At least 50% of the rent reduction offered by a landlord must represent a waiver, leaving the rest to be a deferral paid as instalments after 30 September 2020.
The landlord can also take their own financial position into account when offering a rent reduction.
Rent reductions for affected leases must be for all or any part of the rent due for the duration of the Response Period.
Legally, both the tenant and landlord must cooperate and act reasonably in all discussions and actions associated with COVID-19 related lease arrangements.
The landlord must respond with an offer to the tenant within 30 days of receiving sufficient information to consider the request.
Once an agreement is reached, you must record the terms of the rent reduction, and any other conditions, in writing in a variation to the lease agreement or another agreement.
Deferred rental payments must be repaid no earlier than 1 October 2020 and over a period between 2 and 3 years. This means a tenant may continue to repay the deferred rent after the expiration of the lease if there is less than 2 years remaining on the term. For example, if the tenant has 3 months remaining on the term, the tenant will still be granted a minimum 2 year period commencing 1 October 2020 to repay the deferred rent in equal monthly amounts. The landlord may hold security provided under the lease until the deferred rent is repaid, regardless of whether the lease has expired. Any rent waived is not to be repaid.

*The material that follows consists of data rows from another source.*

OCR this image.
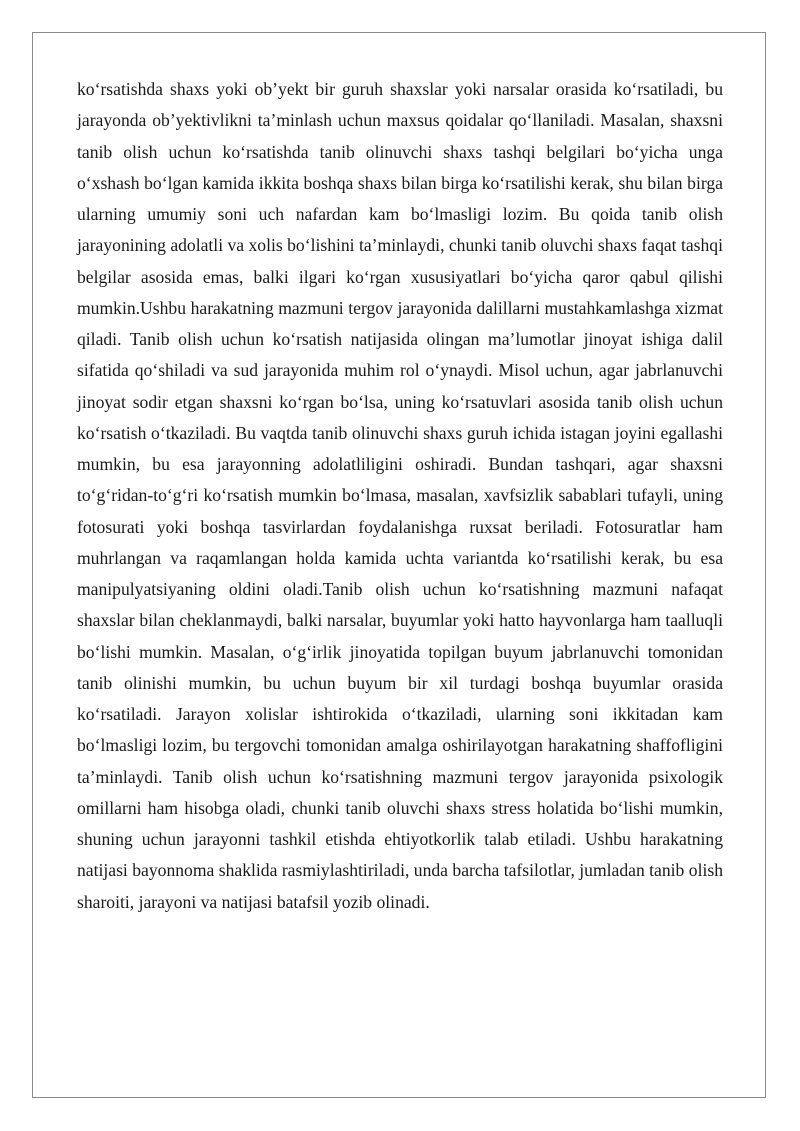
ko‘rsatishda shaxs yoki ob’yekt bir guruh shaxslar yoki narsalar orasida ko‘rsatiladi, bu jarayonda ob’yektivlikni ta’minlash uchun maxsus qoidalar qo‘llaniladi. Masalan, shaxsni tanib olish uchun ko‘rsatishda tanib olinuvchi shaxs tashqi belgilari bo‘yicha unga o‘xshash bo‘lgan kamida ikkita boshqa shaxs bilan birga ko‘rsatilishi kerak, shu bilan birga ularning umumiy soni uch nafardan kam bo‘lmasligi lozim. Bu qoida tanib olish jarayonining adolatli va xolis bo‘lishini ta’minlaydi, chunki tanib oluvchi shaxs faqat tashqi belgilar asosida emas, balki ilgari ko‘rgan xususiyatlari bo‘yicha qaror qabul qilishi mumkin.Ushbu harakatning mazmuni tergov jarayonida dalillarni mustahkamlashga xizmat qiladi. Tanib olish uchun ko‘rsatish natijasida olingan ma’lumotlar jinoyat ishiga dalil sifatida qo‘shiladi va sud jarayonida muhim rol o‘ynaydi. Misol uchun, agar jabrlanuvchi jinoyat sodir etgan shaxsni ko‘rgan bo‘lsa, uning ko‘rsatuvlari asosida tanib olish uchun ko‘rsatish o‘tkaziladi. Bu vaqtda tanib olinuvchi shaxs guruh ichida istagan joyini egallashi mumkin, bu esa jarayonning adolatliligini oshiradi. Bundan tashqari, agar shaxsni to‘g‘ridan-to‘g‘ri ko‘rsatish mumkin bo‘lmasa, masalan, xavfsizlik sabablari tufayli, uning fotosurati yoki boshqa tasvirlardan foydalanishga ruxsat beriladi. Fotosuratlar ham muhrlangan va raqamlangan holda kamida uchta variantda ko‘rsatilishi kerak, bu esa manipulyatsiyaning oldini oladi.Tanib olish uchun ko‘rsatishning mazmuni nafaqat shaxslar bilan cheklanmaydi, balki narsalar, buyumlar yoki hatto hayvonlarga ham taalluqli bo‘lishi mumkin. Masalan, o‘g‘irlik jinoyatida topilgan buyum jabrlanuvchi tomonidan tanib olinishi mumkin, bu uchun buyum bir xil turdagi boshqa buyumlar orasida ko‘rsatiladi. Jarayon xolislar ishtirokida o‘tkaziladi, ularning soni ikkitadan kam bo‘lmasligi lozim, bu tergovchi tomonidan amalga oshirilayotgan harakatning shaffofligini ta’minlaydi. Tanib olish uchun ko‘rsatishning mazmuni tergov jarayonida psixologik omillarni ham hisobga oladi, chunki tanib oluvchi shaxs stress holatida bo‘lishi mumkin, shuning uchun jarayonni tashkil etishda ehtiyotkorlik talab etiladi. Ushbu harakatning natijasi bayonnoma shaklida rasmiylashtiriladi, unda barcha tafsilotlar, jumladan tanib olish sharoiti, jarayoni va natijasi batafsil yozib olinadi.
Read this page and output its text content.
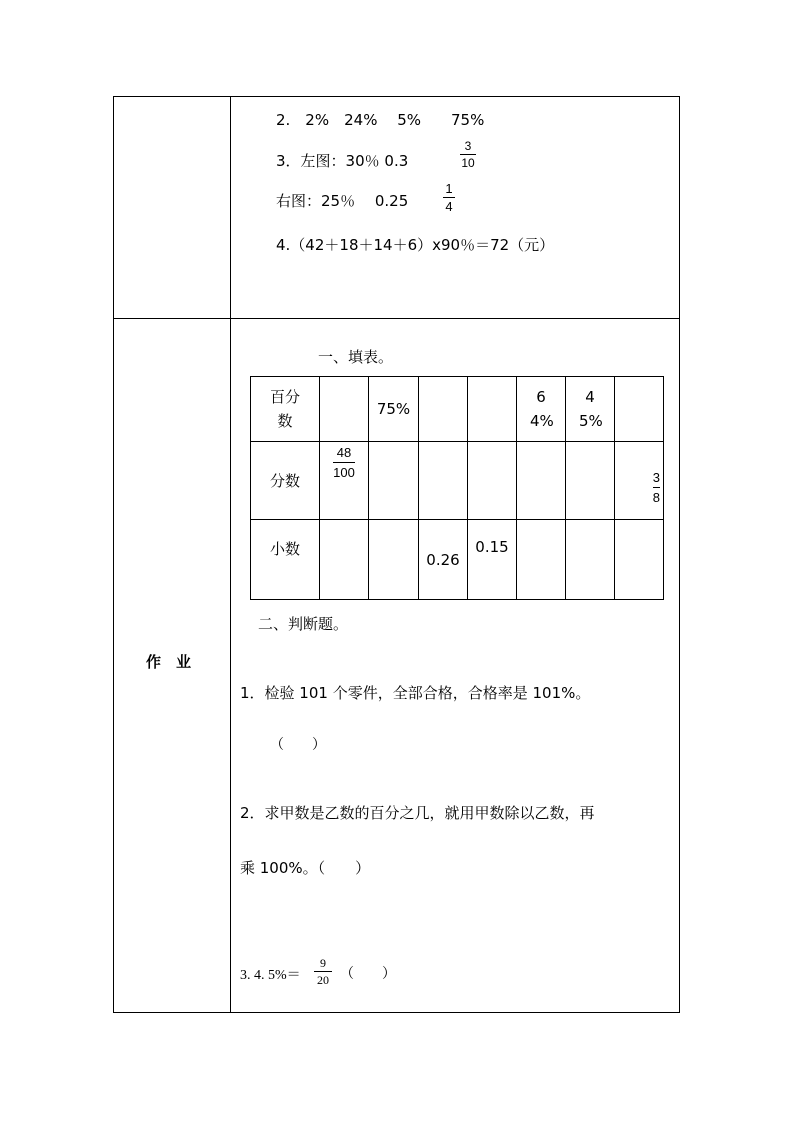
2.　2%　24%　 5%　　75%
3．左图：30％ 0.3
3
10
右图：25％　 0.25
1
4
4.（42＋18＋14＋6）x90％＝72（元）
作　业
一、填表。
百分数		75%			64%	45%	
分数	$\frac{48}{100}$						$\frac{3}{8}$

小数			0.26	0.15			
二、判断题。
1．检验 101 个零件，全部合格，合格率是 101%。
（　　）
2．求甲数是乙数的百分之几，就用甲数除以乙数，再
乘 100%。（　　）
3. 4. 5%＝
9
20 （　　）
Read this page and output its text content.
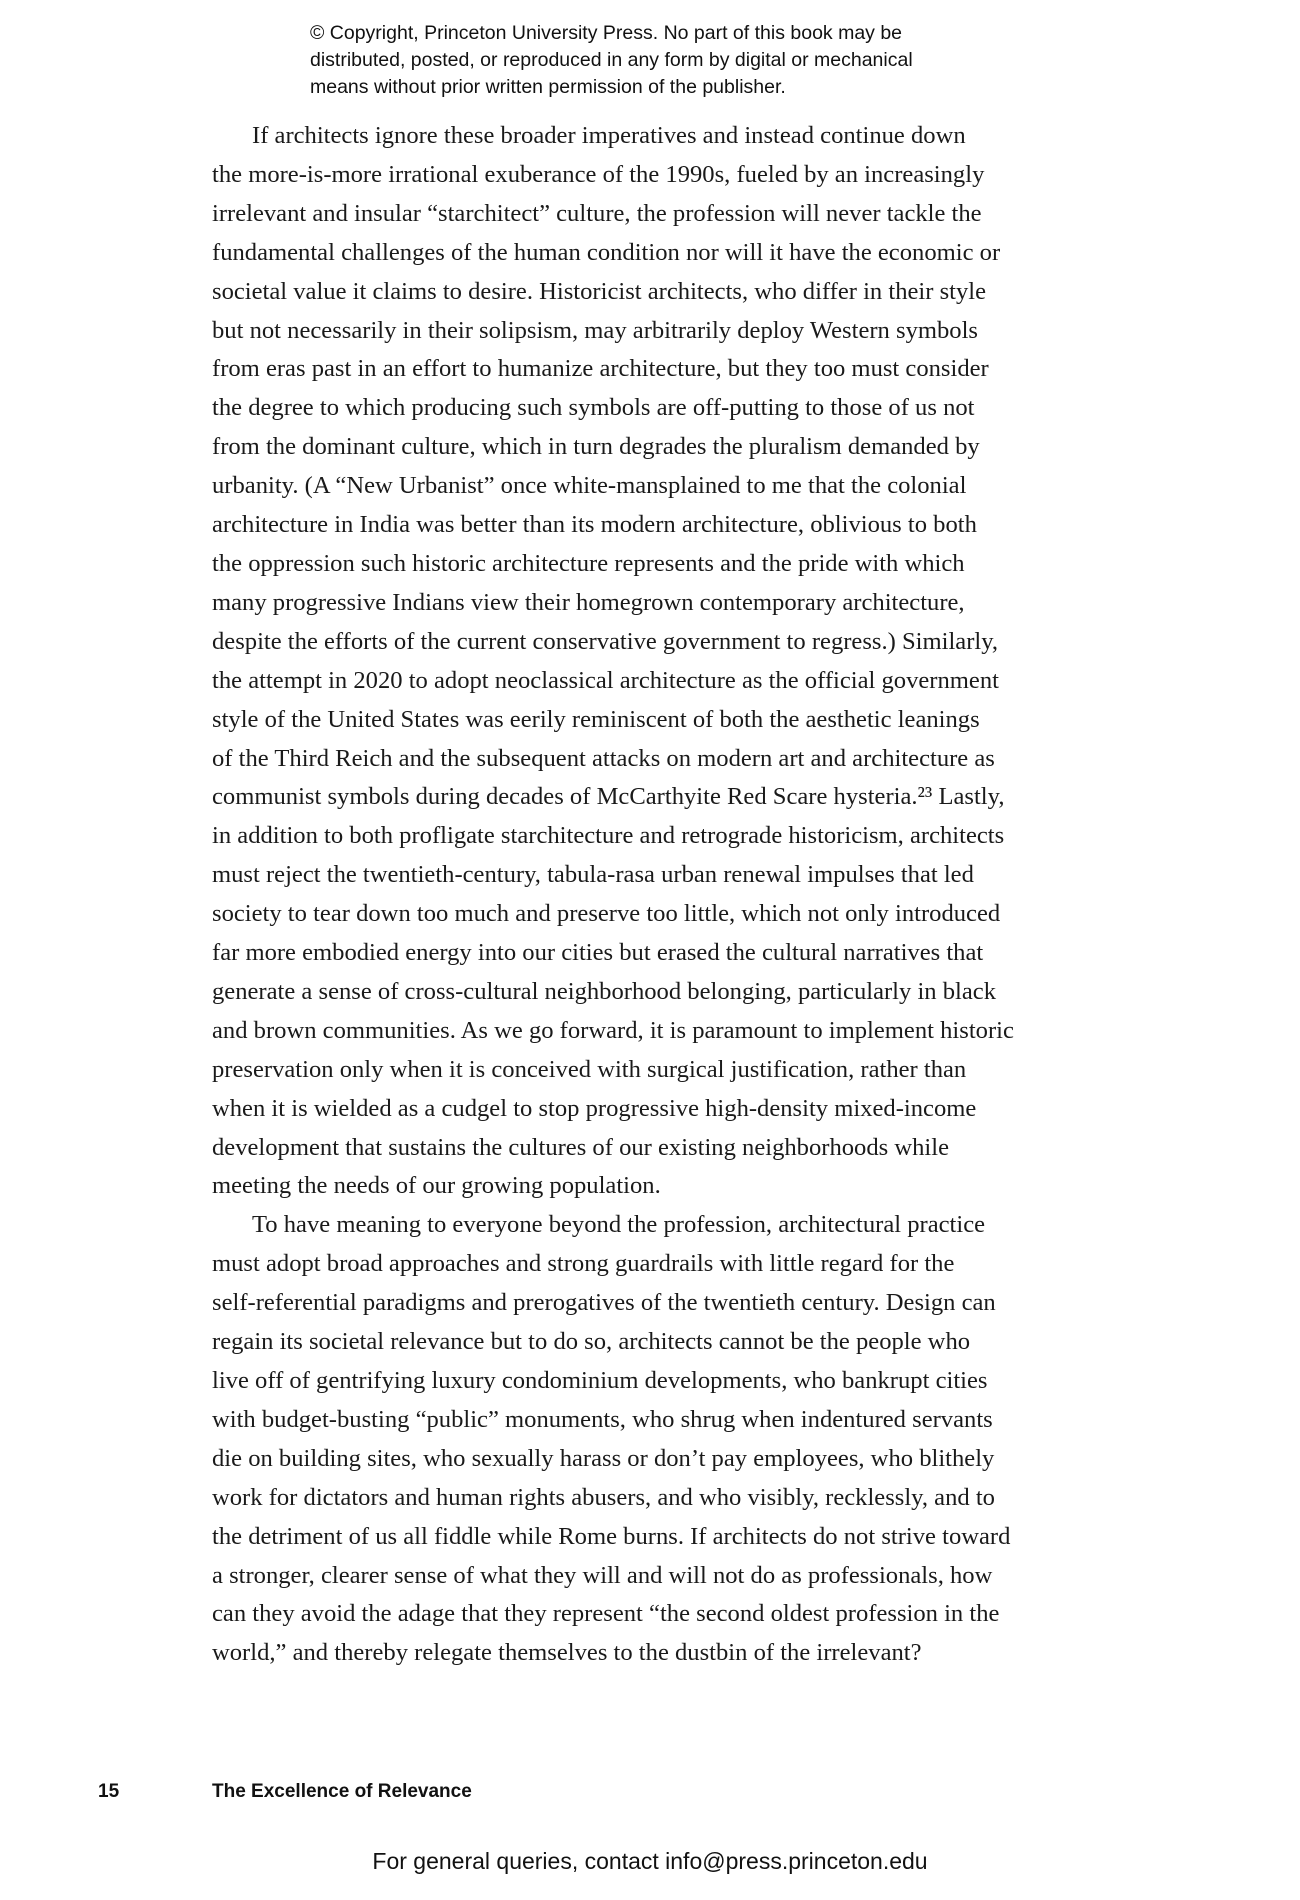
© Copyright, Princeton University Press. No part of this book may be
distributed, posted, or reproduced in any form by digital or mechanical
means without prior written permission of the publisher.
If architects ignore these broader imperatives and instead continue down
the more-is-more irrational exuberance of the 1990s, fueled by an increasingly
irrelevant and insular “starchitect” culture, the profession will never tackle the
fundamental challenges of the human condition nor will it have the economic or
societal value it claims to desire. Historicist architects, who differ in their style
but not necessarily in their solipsism, may arbitrarily deploy Western symbols
from eras past in an effort to humanize architecture, but they too must consider
the degree to which producing such symbols are off-putting to those of us not
from the dominant culture, which in turn degrades the pluralism demanded by
urbanity. (A “New Urbanist” once white-mansplained to me that the colonial
architecture in India was better than its modern architecture, oblivious to both
the oppression such historic architecture represents and the pride with which
many progressive Indians view their homegrown contemporary architecture,
despite the efforts of the current conservative government to regress.) Similarly,
the attempt in 2020 to adopt neoclassical architecture as the official government
style of the United States was eerily reminiscent of both the aesthetic leanings
of the Third Reich and the subsequent attacks on modern art and architecture as
communist symbols during decades of McCarthyite Red Scare hysteria.²³ Lastly,
in addition to both profligate starchitecture and retrograde historicism, architects
must reject the twentieth-century, tabula-rasa urban renewal impulses that led
society to tear down too much and preserve too little, which not only introduced
far more embodied energy into our cities but erased the cultural narratives that
generate a sense of cross-cultural neighborhood belonging, particularly in black
and brown communities. As we go forward, it is paramount to implement historic
preservation only when it is conceived with surgical justification, rather than
when it is wielded as a cudgel to stop progressive high-density mixed-income
development that sustains the cultures of our existing neighborhoods while
meeting the needs of our growing population.
To have meaning to everyone beyond the profession, architectural practice
must adopt broad approaches and strong guardrails with little regard for the
self-referential paradigms and prerogatives of the twentieth century. Design can
regain its societal relevance but to do so, architects cannot be the people who
live off of gentrifying luxury condominium developments, who bankrupt cities
with budget-busting “public” monuments, who shrug when indentured servants
die on building sites, who sexually harass or don’t pay employees, who blithely
work for dictators and human rights abusers, and who visibly, recklessly, and to
the detriment of us all fiddle while Rome burns. If architects do not strive toward
a stronger, clearer sense of what they will and will not do as professionals, how
can they avoid the adage that they represent “the second oldest profession in the
world,” and thereby relegate themselves to the dustbin of the irrelevant?
15	The Excellence of Relevance
For general queries, contact info@press.princeton.edu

Demonstrating Financial Impact
Tenants and landlords must exchange enough information to understand the impact of COVID-19 on each other to enable fair and transparent negotiations. Information shared must be true and accurate, and sufficient to inform the negotiations.
For a Tenant, this may include:
a statement explaining why the lease is an affected lease;
accurate financial information or statements about turnover;
extractions from an accounting system or lodged business activity statement (BAS) or tax returns;
information provided to a financial institution;
expenses that have substantially increased (or have been deferred, waived or suspended) due to COVID-19;
evidence showing the tenant is a small to medium enterprise (SME) (i.e. that the tenant's turnover did not exceed $50 million in the 2018–19 financial year, or is unlikely to exceed that amount in the 2019–20 financial year);
evidence the tenant is eligible for the JobKeeper Payment scheme;
information about what steps the tenant has taken to alleviate the financial impact of COVID-19
summary of government financial assistance sought and the outcome (including land tax relief for landlords);
material provided by a government agency in relation to financial assistance package availability, eligibility or acceptance.
The Regulation provides for a comprehensive dispute resolution process.
Before commencing mediation, the parties must attempt to resolve the dispute and must cooperate and act reasonably in good faith. If a resolution is not reached, then a party may give notice of the dispute to the Small Business Commissioner.
On receiving a notice of the dispute, the Small Business Commissioner must nominate a mediator and the date for a mediation conference must be at least seven days after the notice is given. At a mediation conference, a party is permitted to be represented by an agent or in the case of a corporation, an officer or employee of the corporation. A party may be represented by a lawyer only with the approval of the mediator and only in certain circumstances.
In the event that the dispute is not resolved during mediation, then an application may be made by either party to QCAT for an order to resolve the dispute.
The Regulation has the potential to mitigate the impact of the pandemic and ensure the survival of landlords and tenants however, the onus is now on the parties to affected leases to adopt its provisions with a view of reaching a mutually beneficial outcome.
Written by Righardt Allers
This publication is provided as general information only and should not be considered or relied upon as legal advice. The law is complex and you should always obtain specific legal advice about your circumstances from a qualified legal practitioner.